O Grupo de Atuação Especial de Combate ao Crime Organizado (Gaeco) do Ministério Público do Rio e Janeiro (MP-RJ) e a Coordenadoria de Inteligência da Polícia Militar (PM),  promovem, na manhã desta quarta-feira (12), em diversos municípios do estado, a Operação Lucro Fácil. A finalidade da ação é cumprir mandados de prisão preventiva contra 41 pessoas, incluindo dois policiais civis e um militar, acusadas dos crimes de quadrilha armada, agiotagem, extorsão e corrupção ativa. Também estão sendo cumpridos 72 mandados de busca e apreensão e o sequestro, bloqueio e indisponibilidade dos bens e valores dos envolvidos nos crimes.

De acordo com a denúncia, o grupo agia a partir de dezenas de escritórios de agiotagem espalhados nos municípios de Macaé, Rio de Janeiro, Niterói, Duque de Caxias, Queimados, Barra Mansa, Nova Iguaçu, Parati, Itaguaí, Campos, entre outros, concedendo empréstimos de dinheiro sob juros superiores a 30% ao mês, bem acima do permitido por lei. Nas hipóteses de inadimplência ou atrasos no pagamento por parte dos “clientes”, as cobranças eram feitas mediante extorsão e roubo praticados pelos membros da quadrilha, envolvendo ameaças e violência física contra os devedores e parentes.

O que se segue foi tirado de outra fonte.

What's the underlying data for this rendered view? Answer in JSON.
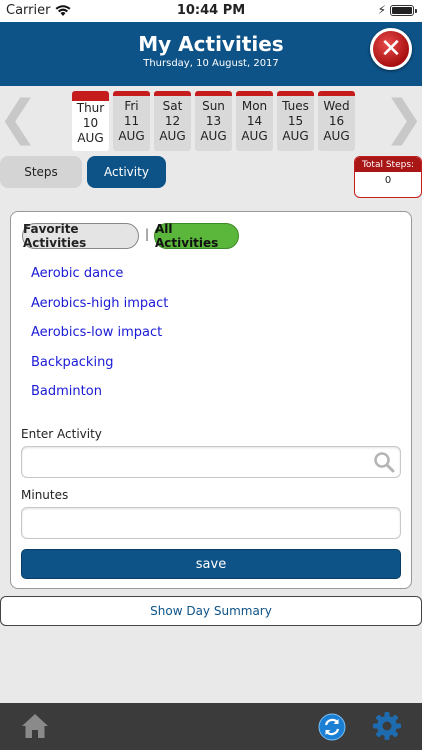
{
  "status_bar": {
    "carrier": "Carrier",
    "time": "10:44 PM"
  },
  "header": {
    "title": "My Activities",
    "date": "Thursday, 10 August, 2017"
  },
  "days": [
    {
      "dow": "Thur",
      "day": "10",
      "month": "AUG",
      "selected": true
    },
    {
      "dow": "Fri",
      "day": "11",
      "month": "AUG",
      "selected": false
    },
    {
      "dow": "Sat",
      "day": "12",
      "month": "AUG",
      "selected": false
    },
    {
      "dow": "Sun",
      "day": "13",
      "month": "AUG",
      "selected": false
    },
    {
      "dow": "Mon",
      "day": "14",
      "month": "AUG",
      "selected": false
    },
    {
      "dow": "Tues",
      "day": "15",
      "month": "AUG",
      "selected": false
    },
    {
      "dow": "Wed",
      "day": "16",
      "month": "AUG",
      "selected": false
    }
  ],
  "tabs": {
    "steps": "Steps",
    "activity": "Activity"
  },
  "total_steps": {
    "label": "Total Steps:",
    "value": "0"
  },
  "filters": {
    "favorite": "Favorite Activities",
    "separator": "|",
    "all": "All Activities"
  },
  "activities": [
    "Aerobic dance",
    "Aerobics-high impact",
    "Aerobics-low impact",
    "Backpacking",
    "Badminton"
  ],
  "form": {
    "activity_label": "Enter Activity",
    "activity_value": "",
    "minutes_label": "Minutes",
    "minutes_value": "",
    "save_label": "save"
  },
  "summary_button": "Show Day Summary",
  "colors": {
    "brand": "#0e5388",
    "accent_red": "#c51d1d",
    "active_filter": "#5bb63c",
    "link": "#1a1ad6"
  },
  "icons": [
    "wifi-icon",
    "battery-icon",
    "close-icon",
    "chevron-left-icon",
    "chevron-right-icon",
    "search-icon",
    "home-icon",
    "refresh-icon",
    "gear-icon"
  ]
}
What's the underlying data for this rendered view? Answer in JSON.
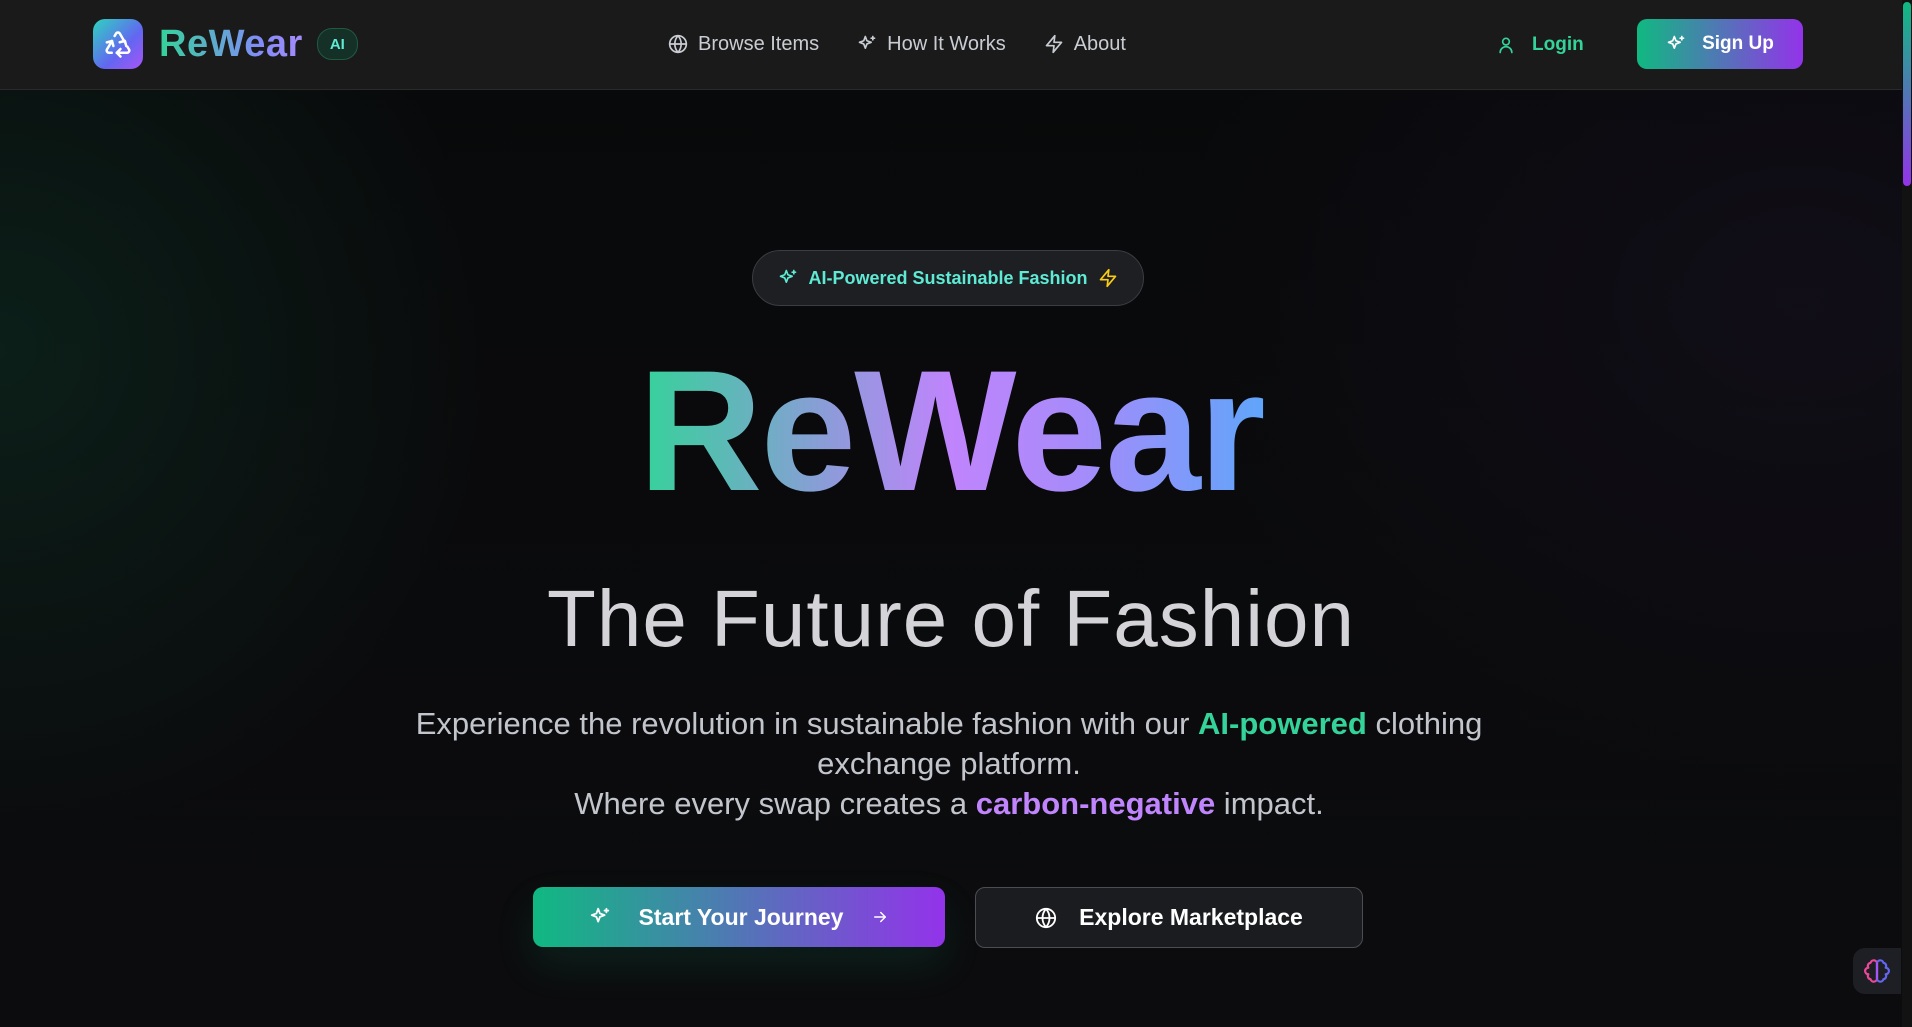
{
  "brand": {
    "name": "ReWear",
    "badge": "AI",
    "logo_icon": "recycle-icon"
  },
  "nav": {
    "items": [
      {
        "label": "Browse Items",
        "icon": "globe-icon"
      },
      {
        "label": "How It Works",
        "icon": "sparkles-icon"
      },
      {
        "label": "About",
        "icon": "zap-icon"
      }
    ],
    "login_label": "Login",
    "signup_label": "Sign Up"
  },
  "hero": {
    "pill_label": "AI-Powered Sustainable Fashion",
    "title": "ReWear",
    "subtitle": "The Future of Fashion",
    "desc_line1_a": "Experience the revolution in sustainable fashion with our ",
    "desc_line1_hl": "AI-powered",
    "desc_line1_b": " clothing exchange platform.",
    "desc_line2_a": "Where every swap creates a ",
    "desc_line2_hl": "carbon-negative",
    "desc_line2_b": " impact.",
    "primary_cta": "Start Your Journey",
    "secondary_cta": "Explore Marketplace"
  },
  "colors": {
    "accent_green": "#34d399",
    "accent_purple": "#c084fc",
    "button_gradient_start": "#10b981",
    "button_gradient_end": "#9333ea"
  }
}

Para a obtenção do empréstimo, a vítima comparecia a um dos escritórios e fornecia cópias de documentos pessoais, contracheque, endereços residencial e profissional e números de telefone, além de contatos de pessoas próximas, como parentes e vizinhos. Os tomadores dos empréstimos também assinavam uma nota promissória no valor da dívida. Os denunciados não exigiam qualquer comprovação de renda ou patrimônio como “garantia”, bastando o preenchimento de um cadastro, com o fornecimento desses dados.

Depois de formalizar o negócio, os criminosos entravam em contato com um escritório central denominado “controle”, onde eram registradas todas as informações para a coordenação das ações. Para manter a dívida, a quadrilha inibia o pagamento integral do débito, enganando o devedor a pagar somente o montante dos juros, somando assim mais juros ao saldo devedor restante.